Cynthia Tobias, expert on learning styles, calls us “Piles and Files” people. One look at my desk and you will see how much that applies to me. But ask me for a paper that’s somewhere in that stack, and I can produce it pretty quickly; I know just how deeply it’s buried!
When students move from class to class, they can’t rely on the piles (though I did have a student who tried carrying around his pile of papers and digging through it to find the correct assignment – he wasn’t very successful). They need a different kind of system to keep track of their handouts and assignments. I have seen students find success with large, brightly-colored plastic folders, with plastic cartons, and even with a shallow cardboard box. This year one of the 8th graders is using an old, brown, expandable file given to him by his dad. It rests on the floor under his desk in his homeroom, and he carries it with him from class to class. The other day when I needed a class schedule, he whipped one out of his file!

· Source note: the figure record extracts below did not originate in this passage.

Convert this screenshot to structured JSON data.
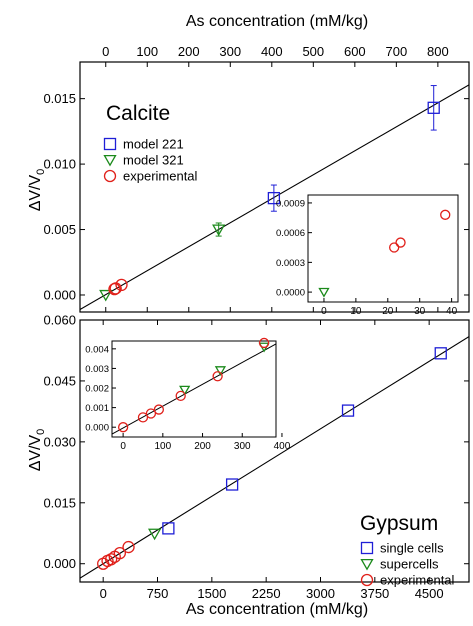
{
  "colors": {
    "blue": "#1f1fd6",
    "green": "#1b8a1b",
    "red": "#e0201a",
    "axis": "#000000"
  },
  "chart_data": [
    {
      "panel": "top",
      "type": "scatter",
      "title": "Calcite",
      "ylabel_main": "ΔV/V",
      "ylabel_sub": "0",
      "xlabel_top": "As concentration (mM/kg)",
      "xlim": [
        -62,
        875
      ],
      "ylim": [
        -0.0013,
        0.0178
      ],
      "xticks": [
        0,
        100,
        200,
        300,
        400,
        500,
        600,
        700,
        800
      ],
      "xtick_labels": [
        "0",
        "100",
        "200",
        "300",
        "400",
        "500",
        "600",
        "700",
        "800"
      ],
      "yticks": [
        0.0,
        0.005,
        0.01,
        0.015
      ],
      "ytick_labels": [
        "0.000",
        "0.005",
        "0.010",
        "0.015"
      ],
      "legend": [
        "model 221",
        "model 321",
        "experimental"
      ],
      "fit_line": {
        "x": [
          -62,
          875
        ],
        "y": [
          -0.00111,
          0.01605
        ]
      },
      "series": [
        {
          "name": "model 221",
          "marker": "square",
          "color": "blue",
          "points": [
            {
              "x": 405,
              "y": 0.0074,
              "err": 0.001
            },
            {
              "x": 790,
              "y": 0.0143,
              "err": 0.0017
            }
          ]
        },
        {
          "name": "model 321",
          "marker": "triangle-down",
          "color": "green",
          "points": [
            {
              "x": 0,
              "y": 0.0,
              "err": 0.0
            },
            {
              "x": 272,
              "y": 0.005,
              "err": 0.0005
            }
          ]
        },
        {
          "name": "experimental",
          "marker": "circle",
          "color": "red",
          "points": [
            {
              "x": 21,
              "y": 0.00045
            },
            {
              "x": 24,
              "y": 0.0005
            },
            {
              "x": 38,
              "y": 0.00077
            }
          ]
        }
      ],
      "inset": {
        "xlim": [
          -5,
          42
        ],
        "ylim": [
          -0.0001,
          0.00098
        ],
        "xticks": [
          0,
          10,
          20,
          30,
          40
        ],
        "xtick_labels": [
          "0",
          "10",
          "20",
          "30",
          "40"
        ],
        "yticks": [
          0.0,
          0.0003,
          0.0006,
          0.0009
        ],
        "ytick_labels": [
          "0.0000",
          "0.0003",
          "0.0006",
          "0.0009"
        ],
        "series": [
          {
            "name": "model 321",
            "marker": "triangle-down",
            "color": "green",
            "points": [
              {
                "x": 0,
                "y": 0.0
              }
            ]
          },
          {
            "name": "experimental",
            "marker": "circle",
            "color": "red",
            "points": [
              {
                "x": 22,
                "y": 0.00045
              },
              {
                "x": 24,
                "y": 0.0005
              },
              {
                "x": 38,
                "y": 0.00078
              }
            ]
          }
        ]
      }
    },
    {
      "panel": "bottom",
      "type": "scatter",
      "title": "Gypsum",
      "ylabel_main": "ΔV/V",
      "ylabel_sub": "0",
      "xlabel": "As concentration (mM/kg)",
      "xlim": [
        -320,
        5050
      ],
      "ylim": [
        -0.0045,
        0.06
      ],
      "xticks": [
        0,
        750,
        1500,
        2250,
        3000,
        3750,
        4500
      ],
      "xtick_labels": [
        "0",
        "750",
        "1500",
        "2250",
        "3000",
        "3750",
        "4500"
      ],
      "yticks": [
        0.0,
        0.015,
        0.03,
        0.045,
        0.06
      ],
      "ytick_labels": [
        "0.000",
        "0.015",
        "0.030",
        "0.045",
        "0.060"
      ],
      "legend": [
        "single cells",
        "supercells",
        "experimental"
      ],
      "fit_line": {
        "x": [
          -320,
          5050
        ],
        "y": [
          -0.00354,
          0.0559
        ]
      },
      "series": [
        {
          "name": "single cells",
          "marker": "square",
          "color": "blue",
          "points": [
            {
              "x": 900,
              "y": 0.0087
            },
            {
              "x": 1780,
              "y": 0.0195
            },
            {
              "x": 3380,
              "y": 0.0377
            },
            {
              "x": 4660,
              "y": 0.0518
            }
          ]
        },
        {
          "name": "supercells",
          "marker": "triangle-down",
          "color": "green",
          "points": [
            {
              "x": 710,
              "y": 0.0074
            }
          ]
        },
        {
          "name": "experimental",
          "marker": "circle",
          "color": "red",
          "points": [
            {
              "x": 0,
              "y": 0.0
            },
            {
              "x": 60,
              "y": 0.0007
            },
            {
              "x": 110,
              "y": 0.0011
            },
            {
              "x": 160,
              "y": 0.0017
            },
            {
              "x": 230,
              "y": 0.0026
            },
            {
              "x": 350,
              "y": 0.0041
            }
          ]
        }
      ],
      "inset": {
        "xlim": [
          -28,
          385
        ],
        "ylim": [
          -0.0005,
          0.0044
        ],
        "xticks": [
          0,
          100,
          200,
          300,
          400
        ],
        "xtick_labels": [
          "0",
          "100",
          "200",
          "300",
          "400"
        ],
        "yticks": [
          0.0,
          0.001,
          0.002,
          0.003,
          0.004
        ],
        "ytick_labels": [
          "0.000",
          "0.001",
          "0.002",
          "0.003",
          "0.004"
        ],
        "fit_line": {
          "x": [
            -28,
            385
          ],
          "y": [
            -0.00035,
            0.00425
          ]
        },
        "series": [
          {
            "name": "supercells",
            "marker": "triangle-down",
            "color": "green",
            "points": [
              {
                "x": 155,
                "y": 0.0019
              },
              {
                "x": 245,
                "y": 0.0029
              },
              {
                "x": 355,
                "y": 0.0041
              }
            ]
          },
          {
            "name": "experimental",
            "marker": "circle",
            "color": "red",
            "points": [
              {
                "x": 0,
                "y": 0.0
              },
              {
                "x": 50,
                "y": 0.0005
              },
              {
                "x": 70,
                "y": 0.0007
              },
              {
                "x": 90,
                "y": 0.0009
              },
              {
                "x": 145,
                "y": 0.0016
              },
              {
                "x": 238,
                "y": 0.0026
              },
              {
                "x": 355,
                "y": 0.0043
              }
            ]
          }
        ]
      }
    }
  ]
}
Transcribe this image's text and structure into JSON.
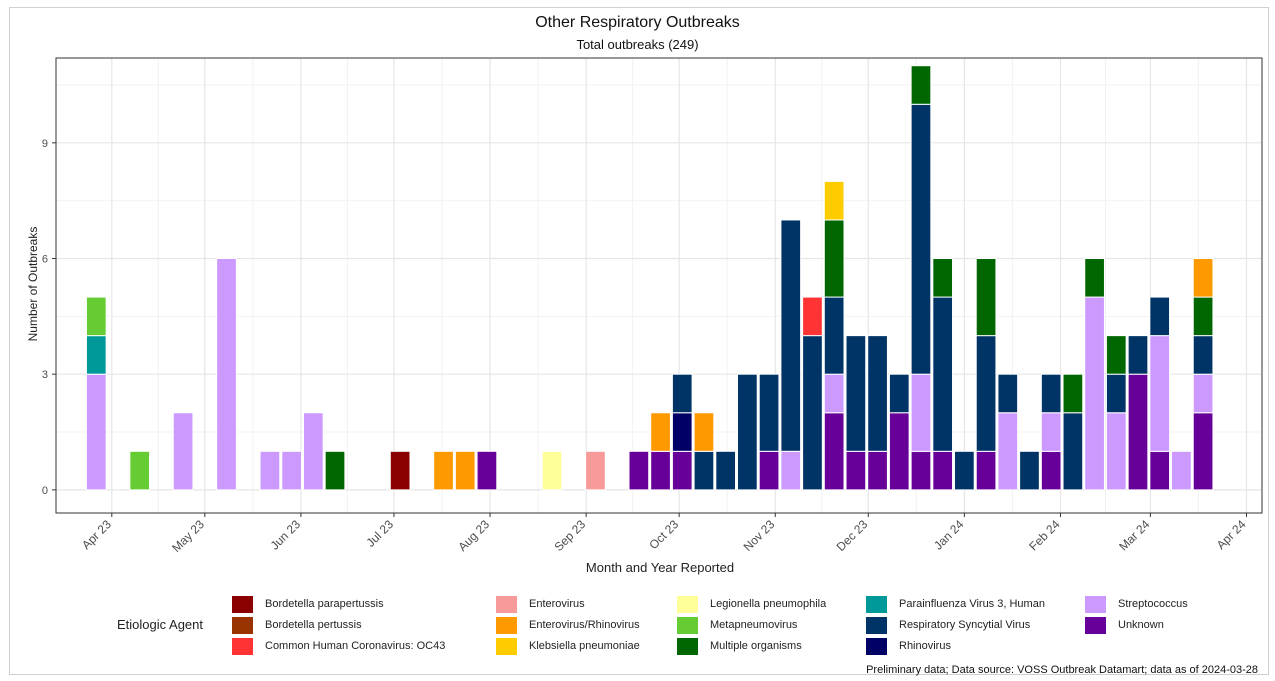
{
  "title": "Other Respiratory Outbreaks",
  "subtitle": "Total outbreaks (249)",
  "footer": "Preliminary data; Data source: VOSS Outbreak Datamart; data as of 2024-03-28",
  "chart_data": {
    "type": "bar",
    "stacked": true,
    "title": "Other Respiratory Outbreaks",
    "subtitle": "Total outbreaks (249)",
    "xlabel": "Month and Year Reported",
    "ylabel": "Number of Outbreaks",
    "ylim": [
      -0.6,
      11.2
    ],
    "yticks": [
      0,
      3,
      6,
      9
    ],
    "xlim": [
      "2023-03-14",
      "2024-04-06"
    ],
    "xticks": [
      {
        "date": "2023-04-01",
        "label": "Apr 23"
      },
      {
        "date": "2023-05-01",
        "label": "May 23"
      },
      {
        "date": "2023-06-01",
        "label": "Jun 23"
      },
      {
        "date": "2023-07-01",
        "label": "Jul 23"
      },
      {
        "date": "2023-08-01",
        "label": "Aug 23"
      },
      {
        "date": "2023-09-01",
        "label": "Sep 23"
      },
      {
        "date": "2023-10-01",
        "label": "Oct 23"
      },
      {
        "date": "2023-11-01",
        "label": "Nov 23"
      },
      {
        "date": "2023-12-01",
        "label": "Dec 23"
      },
      {
        "date": "2024-01-01",
        "label": "Jan 24"
      },
      {
        "date": "2024-02-01",
        "label": "Feb 24"
      },
      {
        "date": "2024-03-01",
        "label": "Mar 24"
      },
      {
        "date": "2024-04-01",
        "label": "Apr 24"
      }
    ],
    "grid": true,
    "legend_title": "Etiologic Agent",
    "legend_position": "bottom",
    "legend": [
      {
        "name": "Bordetella parapertussis",
        "color": "#8B0000"
      },
      {
        "name": "Bordetella pertussis",
        "color": "#993300"
      },
      {
        "name": "Common Human Coronavirus: OC43",
        "color": "#FF3333"
      },
      {
        "name": "Enterovirus",
        "color": "#F99A9A"
      },
      {
        "name": "Enterovirus/Rhinovirus",
        "color": "#FF9900"
      },
      {
        "name": "Klebsiella pneumoniae",
        "color": "#FFCC00"
      },
      {
        "name": "Legionella pneumophila",
        "color": "#FFFF99"
      },
      {
        "name": "Metapneumovirus",
        "color": "#66CC33"
      },
      {
        "name": "Multiple organisms",
        "color": "#006600"
      },
      {
        "name": "Parainfluenza Virus 3, Human",
        "color": "#009999"
      },
      {
        "name": "Respiratory Syncytial Virus",
        "color": "#003366"
      },
      {
        "name": "Rhinovirus",
        "color": "#000066"
      },
      {
        "name": "Streptococcus",
        "color": "#CC99FF"
      },
      {
        "name": "Unknown",
        "color": "#660099"
      }
    ],
    "bars": [
      {
        "week": "2023-03-27",
        "stack": [
          [
            "Streptococcus",
            3
          ],
          [
            "Parainfluenza Virus 3, Human",
            1
          ],
          [
            "Metapneumovirus",
            1
          ]
        ]
      },
      {
        "week": "2023-04-10",
        "stack": [
          [
            "Metapneumovirus",
            1
          ]
        ]
      },
      {
        "week": "2023-04-24",
        "stack": [
          [
            "Streptococcus",
            2
          ]
        ]
      },
      {
        "week": "2023-05-08",
        "stack": [
          [
            "Streptococcus",
            6
          ]
        ]
      },
      {
        "week": "2023-05-22",
        "stack": [
          [
            "Streptococcus",
            1
          ]
        ]
      },
      {
        "week": "2023-05-29",
        "stack": [
          [
            "Streptococcus",
            1
          ]
        ]
      },
      {
        "week": "2023-06-05",
        "stack": [
          [
            "Streptococcus",
            2
          ]
        ]
      },
      {
        "week": "2023-06-12",
        "stack": [
          [
            "Multiple organisms",
            1
          ]
        ]
      },
      {
        "week": "2023-07-03",
        "stack": [
          [
            "Bordetella parapertussis",
            1
          ]
        ]
      },
      {
        "week": "2023-07-17",
        "stack": [
          [
            "Enterovirus/Rhinovirus",
            1
          ]
        ]
      },
      {
        "week": "2023-07-24",
        "stack": [
          [
            "Enterovirus/Rhinovirus",
            1
          ]
        ]
      },
      {
        "week": "2023-07-31",
        "stack": [
          [
            "Unknown",
            1
          ]
        ]
      },
      {
        "week": "2023-08-21",
        "stack": [
          [
            "Legionella pneumophila",
            1
          ]
        ]
      },
      {
        "week": "2023-09-04",
        "stack": [
          [
            "Enterovirus",
            1
          ]
        ]
      },
      {
        "week": "2023-09-18",
        "stack": [
          [
            "Unknown",
            1
          ]
        ]
      },
      {
        "week": "2023-09-25",
        "stack": [
          [
            "Unknown",
            1
          ],
          [
            "Enterovirus/Rhinovirus",
            1
          ]
        ]
      },
      {
        "week": "2023-10-02",
        "stack": [
          [
            "Unknown",
            1
          ],
          [
            "Rhinovirus",
            1
          ],
          [
            "Respiratory Syncytial Virus",
            1
          ]
        ]
      },
      {
        "week": "2023-10-09",
        "stack": [
          [
            "Respiratory Syncytial Virus",
            1
          ],
          [
            "Enterovirus/Rhinovirus",
            1
          ]
        ]
      },
      {
        "week": "2023-10-16",
        "stack": [
          [
            "Respiratory Syncytial Virus",
            1
          ]
        ]
      },
      {
        "week": "2023-10-23",
        "stack": [
          [
            "Respiratory Syncytial Virus",
            3
          ]
        ]
      },
      {
        "week": "2023-10-30",
        "stack": [
          [
            "Unknown",
            1
          ],
          [
            "Respiratory Syncytial Virus",
            2
          ]
        ]
      },
      {
        "week": "2023-11-06",
        "stack": [
          [
            "Streptococcus",
            1
          ],
          [
            "Respiratory Syncytial Virus",
            6
          ]
        ]
      },
      {
        "week": "2023-11-13",
        "stack": [
          [
            "Respiratory Syncytial Virus",
            4
          ],
          [
            "Common Human Coronavirus: OC43",
            1
          ]
        ]
      },
      {
        "week": "2023-11-20",
        "stack": [
          [
            "Unknown",
            2
          ],
          [
            "Streptococcus",
            1
          ],
          [
            "Respiratory Syncytial Virus",
            2
          ],
          [
            "Multiple organisms",
            2
          ],
          [
            "Klebsiella pneumoniae",
            1
          ]
        ]
      },
      {
        "week": "2023-11-27",
        "stack": [
          [
            "Unknown",
            1
          ],
          [
            "Respiratory Syncytial Virus",
            3
          ]
        ]
      },
      {
        "week": "2023-12-04",
        "stack": [
          [
            "Unknown",
            1
          ],
          [
            "Respiratory Syncytial Virus",
            3
          ]
        ]
      },
      {
        "week": "2023-12-11",
        "stack": [
          [
            "Unknown",
            2
          ],
          [
            "Respiratory Syncytial Virus",
            1
          ]
        ]
      },
      {
        "week": "2023-12-18",
        "stack": [
          [
            "Unknown",
            1
          ],
          [
            "Streptococcus",
            2
          ],
          [
            "Respiratory Syncytial Virus",
            7
          ],
          [
            "Multiple organisms",
            1
          ]
        ]
      },
      {
        "week": "2023-12-25",
        "stack": [
          [
            "Unknown",
            1
          ],
          [
            "Respiratory Syncytial Virus",
            4
          ],
          [
            "Multiple organisms",
            1
          ]
        ]
      },
      {
        "week": "2024-01-01",
        "stack": [
          [
            "Respiratory Syncytial Virus",
            1
          ]
        ]
      },
      {
        "week": "2024-01-08",
        "stack": [
          [
            "Unknown",
            1
          ],
          [
            "Respiratory Syncytial Virus",
            3
          ],
          [
            "Multiple organisms",
            2
          ]
        ]
      },
      {
        "week": "2024-01-15",
        "stack": [
          [
            "Streptococcus",
            2
          ],
          [
            "Respiratory Syncytial Virus",
            1
          ]
        ]
      },
      {
        "week": "2024-01-22",
        "stack": [
          [
            "Respiratory Syncytial Virus",
            1
          ]
        ]
      },
      {
        "week": "2024-01-29",
        "stack": [
          [
            "Unknown",
            1
          ],
          [
            "Streptococcus",
            1
          ],
          [
            "Respiratory Syncytial Virus",
            1
          ]
        ]
      },
      {
        "week": "2024-02-05",
        "stack": [
          [
            "Respiratory Syncytial Virus",
            2
          ],
          [
            "Multiple organisms",
            1
          ]
        ]
      },
      {
        "week": "2024-02-12",
        "stack": [
          [
            "Streptococcus",
            5
          ],
          [
            "Multiple organisms",
            1
          ]
        ]
      },
      {
        "week": "2024-02-19",
        "stack": [
          [
            "Streptococcus",
            2
          ],
          [
            "Respiratory Syncytial Virus",
            1
          ],
          [
            "Multiple organisms",
            1
          ]
        ]
      },
      {
        "week": "2024-02-26",
        "stack": [
          [
            "Unknown",
            3
          ],
          [
            "Respiratory Syncytial Virus",
            1
          ]
        ]
      },
      {
        "week": "2024-03-04",
        "stack": [
          [
            "Unknown",
            1
          ],
          [
            "Streptococcus",
            3
          ],
          [
            "Respiratory Syncytial Virus",
            1
          ]
        ]
      },
      {
        "week": "2024-03-11",
        "stack": [
          [
            "Streptococcus",
            1
          ]
        ]
      },
      {
        "week": "2024-03-18",
        "stack": [
          [
            "Unknown",
            2
          ],
          [
            "Streptococcus",
            1
          ],
          [
            "Respiratory Syncytial Virus",
            1
          ],
          [
            "Multiple organisms",
            1
          ],
          [
            "Enterovirus/Rhinovirus",
            1
          ]
        ]
      }
    ]
  }
}
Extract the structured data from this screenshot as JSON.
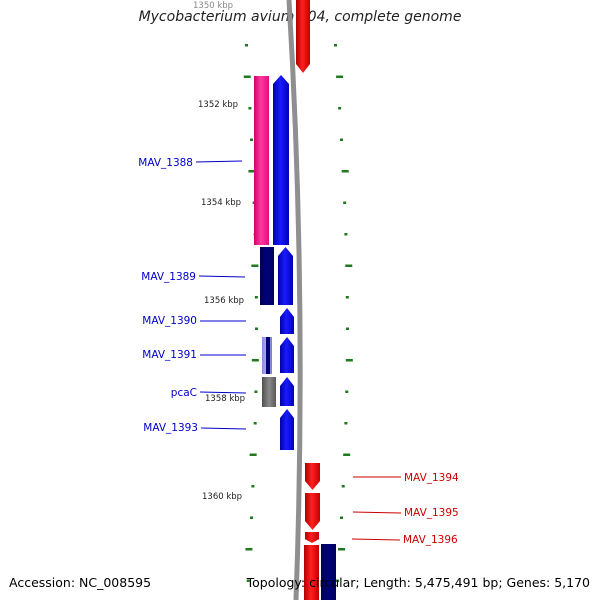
{
  "title": "Mycobacterium avium 104, complete genome",
  "accession": "Accession: NC_008595",
  "topology": "Topology: circular; Length: 5,475,491 bp; Genes: 5,170",
  "colors": {
    "backbone": "#8c8c8c",
    "tick": "#1f7a1f",
    "forward_gene": "#ff0000",
    "reverse_gene": "#0000ff",
    "cds_dark": "#00007a",
    "pink_feature": "#ff1493",
    "gray_feature": "#707070",
    "label_blue": "#0000cc",
    "label_red": "#cc0000"
  },
  "kbp_labels": [
    {
      "text": "1350 kbp",
      "kbp": 1350
    },
    {
      "text": "1352 kbp",
      "kbp": 1352
    },
    {
      "text": "1354 kbp",
      "kbp": 1354
    },
    {
      "text": "1356 kbp",
      "kbp": 1356
    },
    {
      "text": "1358 kbp",
      "kbp": 1358
    },
    {
      "text": "1360 kbp",
      "kbp": 1360
    }
  ],
  "gene_labels": [
    {
      "name": "MAV_1388",
      "strand": "reverse"
    },
    {
      "name": "MAV_1389",
      "strand": "reverse"
    },
    {
      "name": "MAV_1390",
      "strand": "reverse"
    },
    {
      "name": "MAV_1391",
      "strand": "reverse"
    },
    {
      "name": "pcaC",
      "strand": "reverse"
    },
    {
      "name": "MAV_1393",
      "strand": "reverse"
    },
    {
      "name": "MAV_1394",
      "strand": "forward"
    },
    {
      "name": "MAV_1395",
      "strand": "forward"
    },
    {
      "name": "MAV_1396",
      "strand": "forward"
    }
  ]
}
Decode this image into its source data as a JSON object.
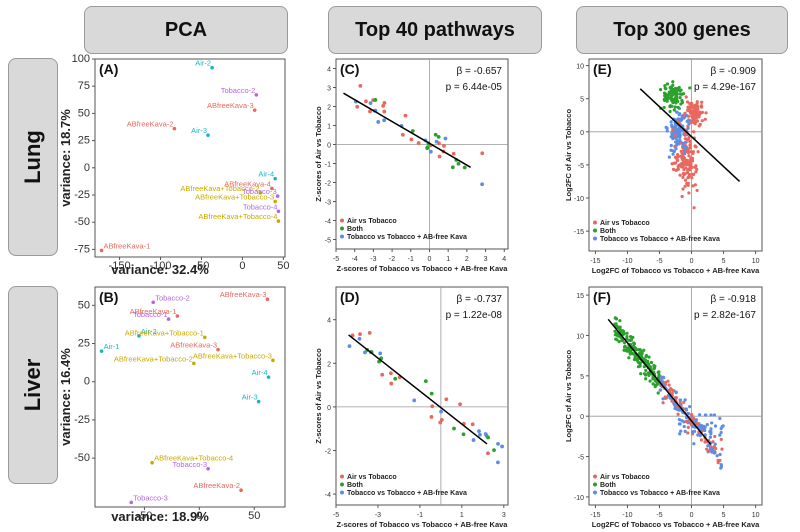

Before you rush out to buy your organizationally-challenged son or daughter a neon green folder or an expandable file, keep this in mind: in order for him to buy into it, he has to be involved in buying it. Don’t assume you know what’s best for him; even if you do, he’s not going to appreciate you pushing your own ideas. Take him along and let him choose whatever appeals to him. And don’t make the mistake of thinking all of his problems will be solved by whatever system he chooses; he will need to fall back and regroup multiple times before he finds something that works for him (a process that could take years).
If you’re one of the Notebook People, you have my admiration and appreciation. My co-teacher is one of you, and I rely on him to keep track of papers that I fear I will lose. Please don’t think of us – the Piles and Files crowd – as suffering from laziness. We’re just wired differently, and in our minds we’re still organized, even when it doesn’t appear that way.